The first development is a proactive approach to an old issue. It is well known that, in the European Union, the abuse of a dominant position is prohibited. However, as the Court of Justice of the European Union recognised in its Telia/Sonera ruling in February 2011, the European Commission's Competition Directorate (ie, the EU competition authority) may take action "before the anti-competitive effects of a strategy are realised". Joaquín Almunia, the European Commission's commissioner responsible for competition, referenced this ruling on September 16 2011 in a speech in which he spoke about an investigation into allegations that Google has abused its dominant position in the online search sector, thereby violating Article 102 of the Treaty on the Functioning of the European Union. The opening of formal proceedings followed complaints by online search service providers about unfavourable treatment of their services in Google's unpaid and sponsored search results, coupled with an alleged preferential placement of Google's own services. The commissioner stated that "the Google case is...a good example [with which to demonstrate] that timely intervention is crucial in fast-moving technology markets". In reality, few corporations have the luxury of being in a dominant position and those that are in such a position are aware of that fact (although this is perhaps less true in dynamic markets such as those in the information and communications technology sector). The commissioner's ready use of the court's statement in Telia/Sonera prompts the question: would Google have paid $3.1 billion to acquire DoubleClick in 2008 had it known at the time that the acquisition was likely to trigger an abuse of dominance case?
The second development falls outside the scope of EU competition law, but will have a significant impact on EU competition policy. The European Commission and other regulatory bodies – in exasperation or, perhaps, desperation – have turned to regulatory and legislative tools to achieve what would have proved extremely difficult or impossible using competition rules. An example of this concerns companies that are regarded as being 'too big to fail'. The first casualty was the Dutch financial conglomerate ING Group, which was broken up by regulators in October 2009. The final report of the UK Independent Commission on Banking, published in September 2011, is likely to have a more significant impact. Lloyds Bank will be required to divest more than 600 branches in order to allow "the emergence of a strong challenger bank". In addition, all the larger retail banks will be ring-fenced from their investment banking operations. As a result, according to the Financial Times on September 12 2011:
"UK banks are expected to incur additional annual costs of up to £7 billion to comply with the commission's proposals, which will make those affected by both the ring fencing and competition proposals riskier shareholdings".
This again prompts questions as to valuation of acquisitions and share value in concentrated markets.

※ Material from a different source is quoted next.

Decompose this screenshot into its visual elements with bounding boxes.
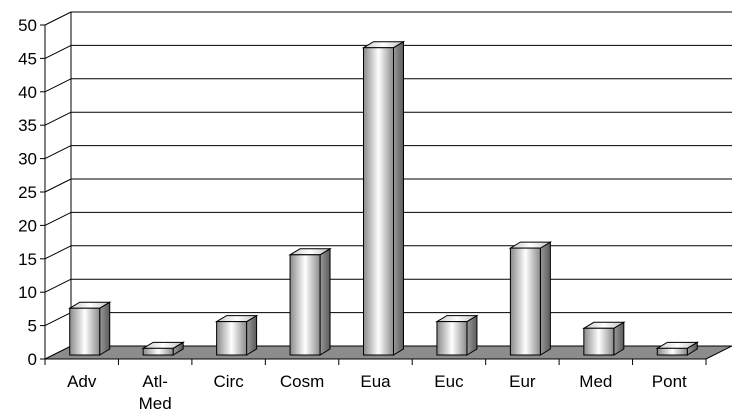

On September 26 2011 the European Commission issued a proposal in relation to audit firms. The proposal has attracted significant attention in the press and is an example of how the European Union can seek to change the competitive landscape through means other than merger control rules. The proposal would prohibit auditors of publicly listed corporations from providing services other than the statutory audit to the relevant corporation. Such a prohibition would constitute a severe limitation on the growth of accountancy firms' non-audit services. In addition, large publicly listed corporations would be required to appoint a second non-major audit firm to undertake the annual audit (a 'non-major audit firm' being defined as one with less than 15% of audit fees from large publicly listed corporations in the relevant EU member state). The clear intention is to support such 'second-tier' audit firms to break the glass ceiling which is perceived to exist in relation to the 'big four' audit firms. Michel Barnier, the commissioner for the internal market, is leading the proposal. He noted in a speech in June 2011 (while the commission was drafting the proposal) that:
"recent concentration developments in the sector have not escaped my attention, both in Europe PWC is currently acquiring Grant Thornton in Denmark and elsewhere KPMG's recent acquisition of BDO in Brazil. The acquisition by the big four of firms belonging to medium-sized groups is cause for concern."
The abovementioned developments demonstrate that the valuation of potential M&A transactions in already concentrated markets is becoming more difficult as the European Commission and EU member state governments introduce regulation which is beyond the usual rules of merger control. Potential purchasers would be well advised to consider the implications of these developments before entering into M&A transactions.